The court shall not apply a preference for one parent over the other because of the parent’s gender or the child’s gender, or the financial resources of the parent.
An agreement between the parties which is a complete agreement on parental rights and responsibilities shall include provisions that address at least the following:
- Physical living arrangements
- Parent child contact
- Education of the minor child
- Medical, dental and health care
- Travel arrangements
- Procedures for communicating about the child’s welfare
- Procedures for resolving disputes if parental rights and responsibilities are to be shared or divided. Such procedures may include but shall not be limited to mediation and binding arbitration
If the court finds that an agreement between the parents is not in the best interests of the child or if the court finds that an agreement was not reached voluntarily the court shall refuse to approve the agreement.

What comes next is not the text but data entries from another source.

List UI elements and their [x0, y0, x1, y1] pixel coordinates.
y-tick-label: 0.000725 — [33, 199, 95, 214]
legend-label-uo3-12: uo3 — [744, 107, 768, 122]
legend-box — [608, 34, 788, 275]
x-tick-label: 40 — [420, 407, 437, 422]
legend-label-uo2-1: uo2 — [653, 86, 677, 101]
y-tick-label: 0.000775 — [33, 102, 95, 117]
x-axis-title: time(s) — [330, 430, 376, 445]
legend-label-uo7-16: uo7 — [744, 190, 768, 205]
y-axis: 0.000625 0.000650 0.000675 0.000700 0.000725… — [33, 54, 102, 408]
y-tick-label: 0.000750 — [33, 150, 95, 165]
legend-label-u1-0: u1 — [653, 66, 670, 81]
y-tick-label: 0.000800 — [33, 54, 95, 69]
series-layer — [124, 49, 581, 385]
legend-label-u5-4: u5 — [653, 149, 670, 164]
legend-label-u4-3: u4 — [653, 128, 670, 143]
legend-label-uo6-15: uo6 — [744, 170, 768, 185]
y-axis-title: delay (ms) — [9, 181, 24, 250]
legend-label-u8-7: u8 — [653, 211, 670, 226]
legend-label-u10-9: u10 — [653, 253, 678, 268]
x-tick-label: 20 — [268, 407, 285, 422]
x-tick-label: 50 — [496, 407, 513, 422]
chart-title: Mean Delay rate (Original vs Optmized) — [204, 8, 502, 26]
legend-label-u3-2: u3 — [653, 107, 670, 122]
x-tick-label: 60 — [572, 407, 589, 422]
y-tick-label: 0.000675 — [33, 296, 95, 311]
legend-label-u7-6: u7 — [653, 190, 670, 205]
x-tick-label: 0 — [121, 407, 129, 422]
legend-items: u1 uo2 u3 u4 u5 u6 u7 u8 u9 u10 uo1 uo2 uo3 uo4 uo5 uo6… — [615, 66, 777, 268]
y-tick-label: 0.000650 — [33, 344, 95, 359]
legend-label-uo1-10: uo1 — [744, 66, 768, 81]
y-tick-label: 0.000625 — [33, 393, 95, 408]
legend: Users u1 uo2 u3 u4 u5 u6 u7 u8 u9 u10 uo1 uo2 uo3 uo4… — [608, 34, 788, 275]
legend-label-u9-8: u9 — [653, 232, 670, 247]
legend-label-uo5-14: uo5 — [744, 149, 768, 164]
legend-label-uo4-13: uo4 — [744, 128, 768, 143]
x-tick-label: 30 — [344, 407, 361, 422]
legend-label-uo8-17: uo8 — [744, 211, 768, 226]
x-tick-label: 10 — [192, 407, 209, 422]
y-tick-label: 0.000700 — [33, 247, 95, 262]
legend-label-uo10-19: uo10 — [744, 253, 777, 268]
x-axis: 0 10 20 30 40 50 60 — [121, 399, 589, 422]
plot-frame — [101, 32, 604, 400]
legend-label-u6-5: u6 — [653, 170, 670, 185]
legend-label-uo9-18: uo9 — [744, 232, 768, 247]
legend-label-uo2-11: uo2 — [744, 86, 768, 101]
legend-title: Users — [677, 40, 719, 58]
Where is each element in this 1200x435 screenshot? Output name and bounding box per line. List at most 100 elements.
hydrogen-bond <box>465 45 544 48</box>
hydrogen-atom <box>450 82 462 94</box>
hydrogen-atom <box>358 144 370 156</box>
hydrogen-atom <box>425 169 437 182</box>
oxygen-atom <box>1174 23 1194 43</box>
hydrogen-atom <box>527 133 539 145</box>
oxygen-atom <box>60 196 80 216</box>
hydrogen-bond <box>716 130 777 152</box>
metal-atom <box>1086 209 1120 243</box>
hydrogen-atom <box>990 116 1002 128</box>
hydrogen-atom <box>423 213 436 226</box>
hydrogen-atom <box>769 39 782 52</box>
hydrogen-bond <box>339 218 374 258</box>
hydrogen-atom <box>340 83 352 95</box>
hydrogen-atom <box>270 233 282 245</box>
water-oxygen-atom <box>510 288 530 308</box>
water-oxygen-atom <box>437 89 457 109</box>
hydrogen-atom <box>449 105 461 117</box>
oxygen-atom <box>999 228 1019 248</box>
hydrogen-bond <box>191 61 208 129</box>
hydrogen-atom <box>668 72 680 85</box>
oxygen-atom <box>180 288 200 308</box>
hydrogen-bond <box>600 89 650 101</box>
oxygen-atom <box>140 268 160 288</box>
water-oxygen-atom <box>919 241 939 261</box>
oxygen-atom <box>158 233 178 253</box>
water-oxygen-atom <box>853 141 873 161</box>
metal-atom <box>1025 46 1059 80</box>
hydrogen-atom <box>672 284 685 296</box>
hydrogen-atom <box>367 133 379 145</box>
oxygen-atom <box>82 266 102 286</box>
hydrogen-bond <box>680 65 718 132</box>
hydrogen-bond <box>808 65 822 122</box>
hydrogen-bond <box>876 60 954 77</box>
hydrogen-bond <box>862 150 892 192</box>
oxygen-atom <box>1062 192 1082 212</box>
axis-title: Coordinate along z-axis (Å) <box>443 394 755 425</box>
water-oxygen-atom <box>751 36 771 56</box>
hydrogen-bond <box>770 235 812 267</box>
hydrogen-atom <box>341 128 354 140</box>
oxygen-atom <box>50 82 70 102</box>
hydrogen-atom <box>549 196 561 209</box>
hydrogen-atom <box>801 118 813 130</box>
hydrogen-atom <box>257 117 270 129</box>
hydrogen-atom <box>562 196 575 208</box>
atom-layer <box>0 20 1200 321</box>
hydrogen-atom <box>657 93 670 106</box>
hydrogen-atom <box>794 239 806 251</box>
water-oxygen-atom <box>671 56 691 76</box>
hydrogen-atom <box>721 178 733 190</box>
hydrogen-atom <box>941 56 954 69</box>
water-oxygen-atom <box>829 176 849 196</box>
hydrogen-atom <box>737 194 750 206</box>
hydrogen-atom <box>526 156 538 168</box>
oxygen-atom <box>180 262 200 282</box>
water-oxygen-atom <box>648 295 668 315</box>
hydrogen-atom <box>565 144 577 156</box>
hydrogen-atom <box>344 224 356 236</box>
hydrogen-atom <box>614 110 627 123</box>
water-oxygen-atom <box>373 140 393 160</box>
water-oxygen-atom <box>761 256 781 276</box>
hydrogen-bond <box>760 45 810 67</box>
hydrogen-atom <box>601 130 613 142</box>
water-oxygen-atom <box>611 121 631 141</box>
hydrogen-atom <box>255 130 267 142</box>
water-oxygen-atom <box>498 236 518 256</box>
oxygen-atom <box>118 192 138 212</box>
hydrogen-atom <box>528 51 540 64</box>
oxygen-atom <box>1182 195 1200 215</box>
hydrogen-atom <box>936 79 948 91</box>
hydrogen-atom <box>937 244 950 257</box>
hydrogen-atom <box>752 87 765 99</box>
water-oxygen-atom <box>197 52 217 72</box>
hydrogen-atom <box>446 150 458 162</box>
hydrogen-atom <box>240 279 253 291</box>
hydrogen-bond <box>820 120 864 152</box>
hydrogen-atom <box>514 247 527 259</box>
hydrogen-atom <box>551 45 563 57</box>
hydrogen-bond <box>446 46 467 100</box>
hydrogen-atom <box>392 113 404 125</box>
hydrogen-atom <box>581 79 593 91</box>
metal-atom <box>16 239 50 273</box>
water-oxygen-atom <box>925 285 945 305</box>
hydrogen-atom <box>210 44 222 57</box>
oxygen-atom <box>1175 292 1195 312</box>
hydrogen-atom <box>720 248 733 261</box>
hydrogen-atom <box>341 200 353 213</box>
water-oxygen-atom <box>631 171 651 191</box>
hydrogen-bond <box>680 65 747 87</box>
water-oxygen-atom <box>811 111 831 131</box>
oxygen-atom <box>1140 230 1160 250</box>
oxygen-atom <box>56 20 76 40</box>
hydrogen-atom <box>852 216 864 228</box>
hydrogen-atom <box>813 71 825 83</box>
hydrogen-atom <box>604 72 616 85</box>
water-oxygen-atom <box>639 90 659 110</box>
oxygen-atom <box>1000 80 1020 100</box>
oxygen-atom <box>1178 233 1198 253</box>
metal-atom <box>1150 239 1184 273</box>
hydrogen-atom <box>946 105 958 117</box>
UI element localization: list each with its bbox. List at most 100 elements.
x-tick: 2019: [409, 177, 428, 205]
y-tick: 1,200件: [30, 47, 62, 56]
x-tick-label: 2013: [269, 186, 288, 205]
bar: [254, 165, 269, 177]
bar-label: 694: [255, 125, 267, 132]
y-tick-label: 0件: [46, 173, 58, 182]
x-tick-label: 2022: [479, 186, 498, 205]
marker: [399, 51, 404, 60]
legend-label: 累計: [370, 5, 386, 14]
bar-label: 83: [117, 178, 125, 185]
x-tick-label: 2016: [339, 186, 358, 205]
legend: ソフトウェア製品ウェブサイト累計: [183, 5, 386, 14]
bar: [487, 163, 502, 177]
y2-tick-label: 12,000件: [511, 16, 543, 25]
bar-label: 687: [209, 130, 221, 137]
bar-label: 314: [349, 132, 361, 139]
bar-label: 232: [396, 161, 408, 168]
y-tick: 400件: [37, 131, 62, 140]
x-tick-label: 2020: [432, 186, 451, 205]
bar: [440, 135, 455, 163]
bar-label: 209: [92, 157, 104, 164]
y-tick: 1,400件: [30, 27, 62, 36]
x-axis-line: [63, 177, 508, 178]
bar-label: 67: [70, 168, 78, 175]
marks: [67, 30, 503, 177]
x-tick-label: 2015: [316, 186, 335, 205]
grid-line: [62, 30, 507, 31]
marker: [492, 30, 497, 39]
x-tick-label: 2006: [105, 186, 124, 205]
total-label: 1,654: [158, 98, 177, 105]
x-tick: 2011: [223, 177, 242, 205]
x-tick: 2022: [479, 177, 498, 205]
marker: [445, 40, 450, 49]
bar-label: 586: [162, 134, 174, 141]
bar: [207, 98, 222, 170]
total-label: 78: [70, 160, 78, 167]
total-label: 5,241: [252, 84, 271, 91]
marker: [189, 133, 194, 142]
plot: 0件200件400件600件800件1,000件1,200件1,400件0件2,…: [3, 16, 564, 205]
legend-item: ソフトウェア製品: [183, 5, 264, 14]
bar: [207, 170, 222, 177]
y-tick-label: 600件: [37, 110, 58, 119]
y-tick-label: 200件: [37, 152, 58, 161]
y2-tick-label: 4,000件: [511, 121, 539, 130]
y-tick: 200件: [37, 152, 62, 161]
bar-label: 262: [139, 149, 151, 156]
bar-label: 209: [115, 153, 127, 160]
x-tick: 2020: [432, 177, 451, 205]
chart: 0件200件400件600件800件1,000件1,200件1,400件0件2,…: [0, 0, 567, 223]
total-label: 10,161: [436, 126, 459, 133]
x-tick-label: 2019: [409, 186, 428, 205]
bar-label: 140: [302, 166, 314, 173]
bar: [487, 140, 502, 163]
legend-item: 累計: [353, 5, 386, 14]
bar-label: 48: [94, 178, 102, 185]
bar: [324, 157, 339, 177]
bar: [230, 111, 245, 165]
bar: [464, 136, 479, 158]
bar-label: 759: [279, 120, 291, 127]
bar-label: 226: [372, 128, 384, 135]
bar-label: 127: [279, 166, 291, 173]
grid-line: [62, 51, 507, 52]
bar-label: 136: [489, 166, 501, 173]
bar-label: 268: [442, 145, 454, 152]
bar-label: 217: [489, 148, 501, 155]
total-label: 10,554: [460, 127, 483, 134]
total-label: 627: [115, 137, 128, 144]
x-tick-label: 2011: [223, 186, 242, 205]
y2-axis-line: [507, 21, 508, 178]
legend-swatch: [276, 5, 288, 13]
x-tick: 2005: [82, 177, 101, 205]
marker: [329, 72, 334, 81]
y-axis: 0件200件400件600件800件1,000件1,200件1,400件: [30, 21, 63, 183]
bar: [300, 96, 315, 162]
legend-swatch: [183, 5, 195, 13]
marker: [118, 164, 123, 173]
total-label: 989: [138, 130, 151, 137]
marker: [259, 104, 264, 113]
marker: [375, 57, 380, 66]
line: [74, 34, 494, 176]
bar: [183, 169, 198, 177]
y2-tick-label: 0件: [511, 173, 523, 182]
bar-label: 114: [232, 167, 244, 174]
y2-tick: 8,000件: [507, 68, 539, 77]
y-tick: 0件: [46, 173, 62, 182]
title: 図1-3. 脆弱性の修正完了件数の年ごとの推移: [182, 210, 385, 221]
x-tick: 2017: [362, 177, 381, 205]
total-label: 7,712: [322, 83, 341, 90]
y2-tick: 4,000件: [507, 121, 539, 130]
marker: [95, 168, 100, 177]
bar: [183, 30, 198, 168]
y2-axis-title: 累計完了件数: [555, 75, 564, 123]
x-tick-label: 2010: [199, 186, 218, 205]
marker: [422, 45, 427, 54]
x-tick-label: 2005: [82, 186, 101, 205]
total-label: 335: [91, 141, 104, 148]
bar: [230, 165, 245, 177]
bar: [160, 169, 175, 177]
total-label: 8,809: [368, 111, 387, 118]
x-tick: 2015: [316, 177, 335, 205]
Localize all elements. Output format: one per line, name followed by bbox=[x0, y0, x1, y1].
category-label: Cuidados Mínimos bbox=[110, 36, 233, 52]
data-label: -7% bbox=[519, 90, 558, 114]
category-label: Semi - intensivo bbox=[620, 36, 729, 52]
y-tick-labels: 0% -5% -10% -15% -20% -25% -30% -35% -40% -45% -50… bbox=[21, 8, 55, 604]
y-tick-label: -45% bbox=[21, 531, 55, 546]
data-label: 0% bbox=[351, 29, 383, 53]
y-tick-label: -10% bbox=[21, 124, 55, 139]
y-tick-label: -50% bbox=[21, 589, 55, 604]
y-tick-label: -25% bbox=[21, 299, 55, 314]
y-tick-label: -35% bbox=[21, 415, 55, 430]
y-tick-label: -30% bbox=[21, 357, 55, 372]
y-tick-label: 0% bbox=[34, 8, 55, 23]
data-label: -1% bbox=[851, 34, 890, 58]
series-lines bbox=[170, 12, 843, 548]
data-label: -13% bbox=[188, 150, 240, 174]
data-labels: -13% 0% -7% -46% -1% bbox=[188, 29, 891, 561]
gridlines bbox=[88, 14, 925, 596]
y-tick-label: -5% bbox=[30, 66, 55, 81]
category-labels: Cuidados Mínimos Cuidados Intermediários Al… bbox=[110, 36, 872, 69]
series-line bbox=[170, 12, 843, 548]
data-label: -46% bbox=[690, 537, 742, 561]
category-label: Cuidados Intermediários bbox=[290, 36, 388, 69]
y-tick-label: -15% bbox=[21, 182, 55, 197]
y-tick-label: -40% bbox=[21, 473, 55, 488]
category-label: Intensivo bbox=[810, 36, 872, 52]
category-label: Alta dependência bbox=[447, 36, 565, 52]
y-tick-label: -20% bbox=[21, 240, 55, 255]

The State of Vermont has established guidelines for child support which reflect the percent of combined available income that parents living in the same household in Vermont ordinarily spend on their children. The amounts of child support determined under the guideline shall be presumed to be the total support obligation of the parents.
Except in situations where there is shared or split physical custody, the total child support obligation shall be divided between the parents in proportion to their respective available incomes. The noncustodial parent shall be ordered to pay his or her share of the total support obligation to the custodial parent. The custodial parent will spend his or her share directly on the child.
The total support obligation shall be presumed to be the amount of child support needed. Upon request of a party, the court shall consider the following factors in respect to both parents.
If, after consideration of these factors, the court finds that application of the guidelines is unfair to the child or to any of the parties, the court may adjust the amount of child support:
- The financial resources of the child
- The financial resources of the custodial parent
- The standard of living the child would have enjoyed had the marital relationship not been discontinued
- The physical and emotional condition of the child
- The educational needs of the child
- The financial resources and needs of the noncustodial parent
- The costs of meeting the educational needs of either parent, if the costs are incurred for the purpose of increasing the earning capacity of the parent
- Extraordinary travel and other travel-related expenses incurred in exercising the right to parent-child contact
- Any other factors the court finds relevant
If the parties agree, the court may include in the child support order an additional amount designated for the purpose of providing for post-secondary education.
A woman may change her name back to her maiden name or the name of a former husband, except when good cause is shown to disallow it. The court may also change the names of the minor children of divorced parents when requested.